ÖNE ÇIKAN ÜÇ DEMİR-ÇELİK HİSSESİNİN ÖZEL ANALİZLERİ
ERDEMİR
Üçüncü çeyrekten itibaren daha zayıf finansallar açıklayabileceği, satış fiyatlarındaki çekilmenin hammadde fiyatlarındaki çekilmeden daha hızlı olmasıyla marjların baskılanabileceği öngörülüyor. Kurumların Erdemir için hedef fiyatlarını düşürdükleri dikkat çekerken 'al' önerisi sürüyor. Yüksek temettü potansiyeliyle öne çıkan Erdemir'in fonksiyonel para birimi dolar olduğundan zayıf TL'den faydalanabileceği notu da düşülüyor.
KARDEMİR
Daha fazla katma değerli ürün grubuna odaklanması ve yurtiçi hammadde tedarik avantajı kârlılığı destekleyebilir. FVAÖK marjının yüksek ve sürdürülebilir olmasına ton başına FVAÖK iyileşmesinin eşlik ettiği aktarılıyor. Cazip çarpanlarla işlem gördüğü kaydedilen hisse için 'al' önerisi veriliyor. Küresel büyüme görünümüne ilişkin belirsizlikler ve Çin-Rusya gibi ülkelerin agresif çelik ihracat politikalarının çelik fiyatları üzerindeki etkisi, hisse performansı için önem arz ediyor.
YÜKSELEN ÇELİK
Katma değerli ürünlerin toplam satışlar içindeki payının artmasıyla Yükselen Çelik'in daha güçlü marjlar ve operasyonel kârlılık elde ettiği bilgisi veriliyor. İlk çeyrekte 1 milyon dolar açık pozisyonu olan şirketin ikinci çeyrek sonunda yaklaşık 8 milyon dolar uzun yabancı para pozisyonuna ulaşması da olumlu olarak değerlendiriliyor.
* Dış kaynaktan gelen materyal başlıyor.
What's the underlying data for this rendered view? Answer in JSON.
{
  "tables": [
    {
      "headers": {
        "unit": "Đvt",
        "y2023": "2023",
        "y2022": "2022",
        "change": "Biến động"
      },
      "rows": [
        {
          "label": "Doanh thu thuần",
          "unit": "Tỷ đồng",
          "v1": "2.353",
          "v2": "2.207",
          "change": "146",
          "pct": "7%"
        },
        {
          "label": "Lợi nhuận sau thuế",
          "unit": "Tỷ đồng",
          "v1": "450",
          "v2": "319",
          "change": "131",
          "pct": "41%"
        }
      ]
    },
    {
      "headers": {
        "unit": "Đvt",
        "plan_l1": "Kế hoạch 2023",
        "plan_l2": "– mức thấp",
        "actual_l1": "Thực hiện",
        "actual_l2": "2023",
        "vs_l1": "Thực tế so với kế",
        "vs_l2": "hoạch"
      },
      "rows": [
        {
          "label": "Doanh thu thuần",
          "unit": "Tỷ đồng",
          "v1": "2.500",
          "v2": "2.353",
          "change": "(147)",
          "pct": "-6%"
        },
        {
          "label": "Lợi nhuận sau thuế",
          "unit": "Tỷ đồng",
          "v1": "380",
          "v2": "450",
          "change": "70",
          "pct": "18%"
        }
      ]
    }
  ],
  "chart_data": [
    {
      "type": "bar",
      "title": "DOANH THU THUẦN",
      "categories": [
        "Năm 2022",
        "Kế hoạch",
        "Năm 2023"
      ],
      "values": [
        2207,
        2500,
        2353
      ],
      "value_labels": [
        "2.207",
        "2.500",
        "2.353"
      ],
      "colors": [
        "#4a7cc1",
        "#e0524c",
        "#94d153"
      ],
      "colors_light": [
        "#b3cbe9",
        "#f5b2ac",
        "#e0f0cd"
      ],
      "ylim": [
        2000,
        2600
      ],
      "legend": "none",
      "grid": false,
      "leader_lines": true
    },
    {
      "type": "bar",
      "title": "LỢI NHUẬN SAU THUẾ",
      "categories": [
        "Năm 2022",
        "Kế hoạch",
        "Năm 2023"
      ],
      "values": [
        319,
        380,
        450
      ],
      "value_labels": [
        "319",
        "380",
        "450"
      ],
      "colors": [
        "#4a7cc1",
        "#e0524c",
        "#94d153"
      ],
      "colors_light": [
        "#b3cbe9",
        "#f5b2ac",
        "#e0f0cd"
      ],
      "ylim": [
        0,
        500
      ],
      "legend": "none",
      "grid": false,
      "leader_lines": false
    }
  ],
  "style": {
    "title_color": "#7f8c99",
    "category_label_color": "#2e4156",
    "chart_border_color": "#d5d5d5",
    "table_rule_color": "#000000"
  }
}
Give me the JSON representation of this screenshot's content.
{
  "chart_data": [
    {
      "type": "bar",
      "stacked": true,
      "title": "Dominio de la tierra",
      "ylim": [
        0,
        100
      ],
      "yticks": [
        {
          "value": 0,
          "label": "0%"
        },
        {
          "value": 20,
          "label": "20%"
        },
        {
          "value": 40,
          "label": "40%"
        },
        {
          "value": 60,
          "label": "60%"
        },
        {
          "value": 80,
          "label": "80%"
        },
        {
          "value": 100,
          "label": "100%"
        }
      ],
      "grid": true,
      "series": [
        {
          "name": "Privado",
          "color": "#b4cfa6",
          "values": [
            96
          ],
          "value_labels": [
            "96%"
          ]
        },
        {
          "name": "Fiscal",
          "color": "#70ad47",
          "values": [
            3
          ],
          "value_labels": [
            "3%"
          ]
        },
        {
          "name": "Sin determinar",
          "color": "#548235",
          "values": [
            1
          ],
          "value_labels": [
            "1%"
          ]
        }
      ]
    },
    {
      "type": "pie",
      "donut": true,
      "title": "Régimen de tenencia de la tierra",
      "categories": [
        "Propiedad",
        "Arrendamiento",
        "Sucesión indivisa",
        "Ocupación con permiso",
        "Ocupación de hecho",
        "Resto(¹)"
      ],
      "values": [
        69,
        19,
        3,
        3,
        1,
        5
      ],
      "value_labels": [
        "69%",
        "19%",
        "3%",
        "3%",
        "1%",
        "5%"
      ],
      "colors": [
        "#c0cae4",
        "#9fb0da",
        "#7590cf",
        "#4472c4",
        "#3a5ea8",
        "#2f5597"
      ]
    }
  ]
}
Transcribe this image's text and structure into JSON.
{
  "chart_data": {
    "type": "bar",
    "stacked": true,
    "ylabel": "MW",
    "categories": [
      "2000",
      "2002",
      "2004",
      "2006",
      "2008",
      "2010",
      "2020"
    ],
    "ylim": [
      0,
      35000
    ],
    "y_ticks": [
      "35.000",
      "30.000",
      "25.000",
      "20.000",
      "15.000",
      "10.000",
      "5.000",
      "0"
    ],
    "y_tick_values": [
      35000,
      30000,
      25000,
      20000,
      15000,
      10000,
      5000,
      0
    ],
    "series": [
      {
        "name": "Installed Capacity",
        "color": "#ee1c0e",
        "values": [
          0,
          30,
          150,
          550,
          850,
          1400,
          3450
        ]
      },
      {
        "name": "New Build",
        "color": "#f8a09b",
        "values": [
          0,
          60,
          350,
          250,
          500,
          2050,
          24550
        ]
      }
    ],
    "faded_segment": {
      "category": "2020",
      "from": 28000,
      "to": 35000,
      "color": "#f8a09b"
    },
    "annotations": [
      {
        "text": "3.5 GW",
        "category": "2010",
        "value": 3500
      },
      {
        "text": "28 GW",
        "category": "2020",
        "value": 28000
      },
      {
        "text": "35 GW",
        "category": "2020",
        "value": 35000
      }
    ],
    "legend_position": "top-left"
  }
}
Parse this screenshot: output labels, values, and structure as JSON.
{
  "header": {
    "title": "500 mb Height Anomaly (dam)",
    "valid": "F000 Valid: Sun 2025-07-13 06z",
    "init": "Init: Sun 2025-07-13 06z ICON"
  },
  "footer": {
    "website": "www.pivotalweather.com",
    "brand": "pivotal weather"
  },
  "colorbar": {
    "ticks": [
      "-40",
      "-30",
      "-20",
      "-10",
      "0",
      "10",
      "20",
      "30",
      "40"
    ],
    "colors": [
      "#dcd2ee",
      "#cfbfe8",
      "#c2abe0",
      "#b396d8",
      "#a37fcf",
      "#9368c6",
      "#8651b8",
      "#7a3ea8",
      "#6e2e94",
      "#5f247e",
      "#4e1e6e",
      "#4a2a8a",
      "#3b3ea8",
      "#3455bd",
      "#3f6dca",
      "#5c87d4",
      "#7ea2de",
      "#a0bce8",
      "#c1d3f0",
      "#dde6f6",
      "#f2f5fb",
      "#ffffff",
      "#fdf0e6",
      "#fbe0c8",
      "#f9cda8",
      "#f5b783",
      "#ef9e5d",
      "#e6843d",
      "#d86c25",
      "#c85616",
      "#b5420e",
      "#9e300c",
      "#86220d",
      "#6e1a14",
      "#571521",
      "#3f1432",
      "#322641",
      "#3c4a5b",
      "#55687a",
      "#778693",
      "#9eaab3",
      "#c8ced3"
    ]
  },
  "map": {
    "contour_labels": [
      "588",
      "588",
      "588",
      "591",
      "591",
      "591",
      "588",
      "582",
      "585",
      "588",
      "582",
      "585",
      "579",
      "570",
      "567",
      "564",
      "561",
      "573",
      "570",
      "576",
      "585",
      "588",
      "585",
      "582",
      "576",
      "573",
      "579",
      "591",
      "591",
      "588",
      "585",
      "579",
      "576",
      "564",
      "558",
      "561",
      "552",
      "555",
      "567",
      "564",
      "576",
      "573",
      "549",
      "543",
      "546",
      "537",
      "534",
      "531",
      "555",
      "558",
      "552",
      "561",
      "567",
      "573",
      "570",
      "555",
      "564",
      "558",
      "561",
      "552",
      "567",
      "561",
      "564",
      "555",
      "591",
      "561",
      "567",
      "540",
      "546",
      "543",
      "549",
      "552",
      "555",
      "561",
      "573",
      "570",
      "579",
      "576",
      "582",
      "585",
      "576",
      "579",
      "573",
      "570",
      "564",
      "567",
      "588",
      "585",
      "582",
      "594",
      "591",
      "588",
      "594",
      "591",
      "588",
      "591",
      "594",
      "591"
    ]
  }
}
BARIŞ GÖKTÜRK YÜKSELEN ÇELİK YÖNETİM KURULU BAŞKAN YARDIMCISI VE CEO’SU: “FİYATLARIN SEYRİNDEN ÇOK TALEBİN ARTMASI ÖNEMLİ”
1,2-1,5 MİLYAR TL CİRO HEDEFİ
2022’nin ilk altı ayında satış gelirlerimizi yüzde 218 artışla 762 milyon TL’ye yükselttik. Dolar bazında satışlar yüzde 70 arttı. Net kâr marjımız yüzde 13,2’den yüzde 15,6’ya, FVAÖK marjımız yüzde 19’dan yüzde 25’e ulaştı. 2022’yi minimum 1,2-1,5 milyar TL ciroyla, nominal net kâr ve FVAÖK büyümesiyle tamamlamayı hedefliyoruz. Yılın kalanı için kurlarda veya piyasa faizlerinde çok yukarı yönlü hareket olmadıkça bu hedeflere ulaşacağımızı öngörüyorum.
DALGALI FİYAT POLİTİKASI
Temmuz ve ağustosta dip olduğunu düşündüğümüz çelik fiyatları önümüzdeki süreçte kısmen artabilir. Ancak stokları dolu olan yurtiçi çelik servis merkezlerinin ve tüccarların bir süre daha fiyat artışına engel olması olasılık dâhilinde. Yılın kalanında dalgalı fiyat politikası oluşacak.
Şu an fiyatlardaki aşağı yönlü hareket, şirketleri ikinci çeyreğe göre daha olumsuz etkileyebilir. Ancak temel konu; emtia veya çelik fiyatındaki dalgalanmadan ziyade talepteki azalma veya artış olacak. Katma değerli ürünler alanında faaliyet gösteren vasıflı çelik servis merkezleri için stokların devir hızı çok önemli. Talep azaldıkça stoklarımız şişiyor ve faiz yükümüz artıyor.